Tuesday, November 11, 2025

CRIMINAL CAPITALI$M

Ex-Glencore staff plead not guilty to Africa bribery charges


(Image courtesy of Glencore.)

Four former Glencore Plc staffers charged with bribery offenses related to winning the commodity trading firm business in West Africa pleaded not guilty in London.

Martin Wakefield, David Perez, Paul Hopkirk and Ramon Labiaga appeared at Southwark Crown Court on Monday in the Serious Fraud Office prosecution. The four are all facing charges of conspiracy to give corrupt payments, while Perez and Wakefield also face one count of conspiracy to falsify invoices between 2007 and 2011.

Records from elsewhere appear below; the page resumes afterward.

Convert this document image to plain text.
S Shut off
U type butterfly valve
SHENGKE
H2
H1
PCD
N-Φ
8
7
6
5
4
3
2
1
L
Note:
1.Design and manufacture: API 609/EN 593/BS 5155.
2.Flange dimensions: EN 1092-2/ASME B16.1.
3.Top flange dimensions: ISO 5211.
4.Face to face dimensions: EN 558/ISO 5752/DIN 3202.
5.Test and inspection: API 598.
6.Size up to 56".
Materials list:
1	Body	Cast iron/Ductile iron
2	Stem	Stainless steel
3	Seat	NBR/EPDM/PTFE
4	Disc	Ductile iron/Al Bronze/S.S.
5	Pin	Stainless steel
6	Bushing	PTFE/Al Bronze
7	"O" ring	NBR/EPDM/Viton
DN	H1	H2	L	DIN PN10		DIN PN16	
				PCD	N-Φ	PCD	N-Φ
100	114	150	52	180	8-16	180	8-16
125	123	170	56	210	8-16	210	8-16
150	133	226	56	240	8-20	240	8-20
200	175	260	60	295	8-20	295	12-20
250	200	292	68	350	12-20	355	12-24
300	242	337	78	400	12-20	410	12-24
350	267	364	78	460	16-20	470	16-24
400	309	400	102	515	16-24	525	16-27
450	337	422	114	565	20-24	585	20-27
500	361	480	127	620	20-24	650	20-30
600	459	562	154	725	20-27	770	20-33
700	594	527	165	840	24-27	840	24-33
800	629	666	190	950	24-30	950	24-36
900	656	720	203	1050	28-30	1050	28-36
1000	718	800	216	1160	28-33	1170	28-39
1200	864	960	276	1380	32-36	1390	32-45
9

The four men pleaded not guilty to all of the offenses. Andrew Gibson and Alexander Beard, the billionaire former head of oil at Glencore charged in the case, will enter their pleas at a later date.

The charges related to allegations the men conspired to win business for Glencore from state-owned companies in Cameroon, the Ivory Coast and Nigeria between 2007 and 2014. The offenses include allegations of payments of bribes to government officials and executives at state-run oil companies.

“We continue to progress our bribery case against six former Glencore employees ahead of trial on 4 October 2027,” a spokesperson for the SFO said on Monday.

Glencore was fined £276 million in 2022 over paying out corrupt payments in Africa, on top of around $1.1 billion the company already paid in related cases in the US and Brazil.

Beard is the most senior of the men charged with bribery offenses by the SFO, and was among Glencore’s longest-serving top executives before his departure in 2019. He became a billionaire in 2011, after Glencore listed on the London Stock Exchange.

Beard and Gibson, Glencore’s ex-head of oil operations, have previously indicated that they will plead not guilty.